There was the neon-lit Boston Red Sox jersey on the wall and a poster of Fenway Park. The restaurant serves New England lobster rolls and a “Manny Being Manny” special in honor of Red Sox star Manny Ramirez.
It’s one of about four bars in Denver that are sanctuaries for Red Sox Nation. It’s a place where Boston fans unabashedly display their loyalty to the local team’s World Series nemesis – sometimes getting so excited they up their words as shown by this comment from the bar’s owner:
“We are asphyxiated with the Sox,” Steve Lemonidis said proudly. He wears a Red Sox tattoo with a Roger Clemens signature on his shoulder – secretly because Clemens is now a member of the archenemy New York Yankees.
He doesn’t harbor any animosity to customers who are Rockies fans, as demonstrated by a sign outside his restaurant that says, “Go Rockies.” And he allows his waiters in the restaurant to wear Rockies caps.
But most of his regular customers wear Boston Red Sox caps.
On Thursday night, Jennifer Hammond wore a Colorado Rockies cap as she entered Spanky’s for the first time. She said she had to get out of her house because her husband was intolerable.
“My husband is a Red Sox fan,” Hammond said before realizing she had just entered the domain of ardent Red Sox fans.
Fans wearing red or purple didn’t get overly irritated with one another Thursday night when the other team scored. Part of the reason is that the Red Sox fans say they are normally Rockies fans, until the Colorado team plays the team they grew up loving.

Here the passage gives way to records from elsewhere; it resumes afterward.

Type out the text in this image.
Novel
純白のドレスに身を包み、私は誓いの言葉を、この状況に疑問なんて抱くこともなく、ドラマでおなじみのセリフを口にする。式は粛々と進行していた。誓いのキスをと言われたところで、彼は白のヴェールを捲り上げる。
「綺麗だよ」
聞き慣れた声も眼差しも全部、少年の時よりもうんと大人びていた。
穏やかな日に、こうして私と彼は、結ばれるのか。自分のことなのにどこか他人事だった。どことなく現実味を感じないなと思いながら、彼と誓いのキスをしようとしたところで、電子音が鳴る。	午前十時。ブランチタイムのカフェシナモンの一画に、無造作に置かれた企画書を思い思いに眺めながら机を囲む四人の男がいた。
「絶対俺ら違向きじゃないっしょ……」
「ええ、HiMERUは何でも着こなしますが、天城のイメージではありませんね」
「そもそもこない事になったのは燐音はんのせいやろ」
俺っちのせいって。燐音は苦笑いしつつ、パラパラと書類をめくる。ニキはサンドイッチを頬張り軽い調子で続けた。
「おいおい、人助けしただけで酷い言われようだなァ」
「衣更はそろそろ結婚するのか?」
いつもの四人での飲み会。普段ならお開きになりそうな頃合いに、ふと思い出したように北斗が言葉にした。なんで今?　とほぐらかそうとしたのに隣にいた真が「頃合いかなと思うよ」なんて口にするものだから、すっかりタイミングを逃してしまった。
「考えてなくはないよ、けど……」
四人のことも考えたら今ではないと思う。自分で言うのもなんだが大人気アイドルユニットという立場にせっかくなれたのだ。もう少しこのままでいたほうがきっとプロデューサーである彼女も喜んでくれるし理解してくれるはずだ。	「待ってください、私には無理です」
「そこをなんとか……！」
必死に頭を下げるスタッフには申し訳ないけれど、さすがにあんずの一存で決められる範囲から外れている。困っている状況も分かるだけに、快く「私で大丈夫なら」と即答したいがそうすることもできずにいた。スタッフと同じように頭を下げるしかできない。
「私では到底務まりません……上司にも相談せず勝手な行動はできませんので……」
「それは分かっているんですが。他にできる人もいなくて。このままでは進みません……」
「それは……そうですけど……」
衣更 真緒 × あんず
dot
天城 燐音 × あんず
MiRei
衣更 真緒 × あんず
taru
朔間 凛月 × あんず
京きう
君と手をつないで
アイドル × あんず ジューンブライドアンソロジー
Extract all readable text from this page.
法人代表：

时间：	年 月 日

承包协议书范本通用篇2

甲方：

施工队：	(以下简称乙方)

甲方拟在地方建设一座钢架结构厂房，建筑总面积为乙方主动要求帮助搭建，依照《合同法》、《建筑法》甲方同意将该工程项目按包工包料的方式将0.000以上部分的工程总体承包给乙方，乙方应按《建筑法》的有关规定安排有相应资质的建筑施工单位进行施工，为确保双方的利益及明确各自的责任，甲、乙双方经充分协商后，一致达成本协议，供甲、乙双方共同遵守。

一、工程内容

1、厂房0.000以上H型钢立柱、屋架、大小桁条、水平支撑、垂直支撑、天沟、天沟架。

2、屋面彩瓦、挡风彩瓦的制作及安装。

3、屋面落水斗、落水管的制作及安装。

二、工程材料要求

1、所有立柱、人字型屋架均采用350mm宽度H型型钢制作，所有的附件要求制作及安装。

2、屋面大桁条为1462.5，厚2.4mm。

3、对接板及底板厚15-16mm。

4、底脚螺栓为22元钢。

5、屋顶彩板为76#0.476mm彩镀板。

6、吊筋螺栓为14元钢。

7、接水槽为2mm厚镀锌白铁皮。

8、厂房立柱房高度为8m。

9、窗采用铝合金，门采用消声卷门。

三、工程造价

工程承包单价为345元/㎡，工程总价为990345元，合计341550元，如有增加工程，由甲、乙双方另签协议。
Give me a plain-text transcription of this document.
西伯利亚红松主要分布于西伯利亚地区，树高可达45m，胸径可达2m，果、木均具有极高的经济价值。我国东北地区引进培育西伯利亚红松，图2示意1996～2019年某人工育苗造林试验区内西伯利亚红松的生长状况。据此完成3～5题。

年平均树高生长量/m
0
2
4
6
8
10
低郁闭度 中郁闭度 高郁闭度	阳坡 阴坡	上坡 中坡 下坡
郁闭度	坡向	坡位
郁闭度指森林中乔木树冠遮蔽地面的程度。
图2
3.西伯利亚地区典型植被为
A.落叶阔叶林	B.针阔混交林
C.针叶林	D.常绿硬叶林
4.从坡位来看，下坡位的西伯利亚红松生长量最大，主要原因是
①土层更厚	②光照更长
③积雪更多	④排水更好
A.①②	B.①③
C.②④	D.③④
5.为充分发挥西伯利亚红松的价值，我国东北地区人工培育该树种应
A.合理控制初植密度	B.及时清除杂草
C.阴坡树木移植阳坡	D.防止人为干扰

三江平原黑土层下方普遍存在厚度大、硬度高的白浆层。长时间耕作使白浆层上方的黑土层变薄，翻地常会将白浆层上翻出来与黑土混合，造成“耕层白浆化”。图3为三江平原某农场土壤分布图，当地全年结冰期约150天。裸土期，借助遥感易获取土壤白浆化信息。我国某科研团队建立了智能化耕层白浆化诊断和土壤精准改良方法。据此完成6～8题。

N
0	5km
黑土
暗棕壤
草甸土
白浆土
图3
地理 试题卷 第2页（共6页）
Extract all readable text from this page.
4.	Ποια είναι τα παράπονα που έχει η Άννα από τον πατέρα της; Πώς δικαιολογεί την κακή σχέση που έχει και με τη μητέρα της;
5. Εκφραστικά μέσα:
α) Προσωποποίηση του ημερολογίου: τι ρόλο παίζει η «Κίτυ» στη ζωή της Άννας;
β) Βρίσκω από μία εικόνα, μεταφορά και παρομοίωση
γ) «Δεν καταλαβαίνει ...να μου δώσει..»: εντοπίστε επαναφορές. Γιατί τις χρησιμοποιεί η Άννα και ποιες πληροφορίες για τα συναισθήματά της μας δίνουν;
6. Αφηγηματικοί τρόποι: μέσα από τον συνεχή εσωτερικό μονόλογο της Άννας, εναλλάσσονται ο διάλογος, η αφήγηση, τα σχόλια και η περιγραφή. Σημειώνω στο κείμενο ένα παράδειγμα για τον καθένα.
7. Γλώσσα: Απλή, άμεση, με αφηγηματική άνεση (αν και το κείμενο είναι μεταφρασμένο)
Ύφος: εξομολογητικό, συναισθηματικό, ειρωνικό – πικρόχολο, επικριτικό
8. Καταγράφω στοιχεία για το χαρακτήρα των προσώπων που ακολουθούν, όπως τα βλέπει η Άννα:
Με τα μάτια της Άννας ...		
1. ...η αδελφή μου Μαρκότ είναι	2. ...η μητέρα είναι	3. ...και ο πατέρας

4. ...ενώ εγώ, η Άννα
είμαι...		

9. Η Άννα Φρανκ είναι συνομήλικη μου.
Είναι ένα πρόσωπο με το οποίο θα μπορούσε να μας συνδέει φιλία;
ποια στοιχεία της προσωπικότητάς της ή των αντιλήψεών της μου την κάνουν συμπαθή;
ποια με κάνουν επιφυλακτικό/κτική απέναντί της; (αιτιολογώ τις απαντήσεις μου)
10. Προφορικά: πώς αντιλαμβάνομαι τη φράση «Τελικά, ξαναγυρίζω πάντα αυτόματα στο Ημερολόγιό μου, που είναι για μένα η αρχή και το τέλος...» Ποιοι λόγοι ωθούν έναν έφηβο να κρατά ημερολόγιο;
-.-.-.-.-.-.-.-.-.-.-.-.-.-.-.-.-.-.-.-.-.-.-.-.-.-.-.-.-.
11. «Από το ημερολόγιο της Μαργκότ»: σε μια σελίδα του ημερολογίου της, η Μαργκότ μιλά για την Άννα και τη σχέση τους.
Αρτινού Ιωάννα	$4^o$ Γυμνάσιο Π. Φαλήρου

“Us people in Boston are classy people,” said Chuck King, a transplanted Maine resident, who says he became a Red Sox fan three months before he was born when his pregnant mother attended a Red Sox game.
King, who attended a Red Sox game during his honeymoon in September 1967, said such tranquil coexistence wouldn’t be possible in New York City, where fans poured beer on him.
He walked from table to table in Spanky’s on Thursday night asking Rockies fans to make bets with him. The night before, he said he made $120, but there were no takers Thursday.
Doug Homan, a Rockies fan, hopes his team wins, but he said he wasn’t confident enough to make a bet.
“We haven’t earned the right to have arrogance (like the Red Sox fans),” he said. “I’ve got pride. This year, we’re it. We took the National League. But no, I won’t bet. We’re building that tradition, though.”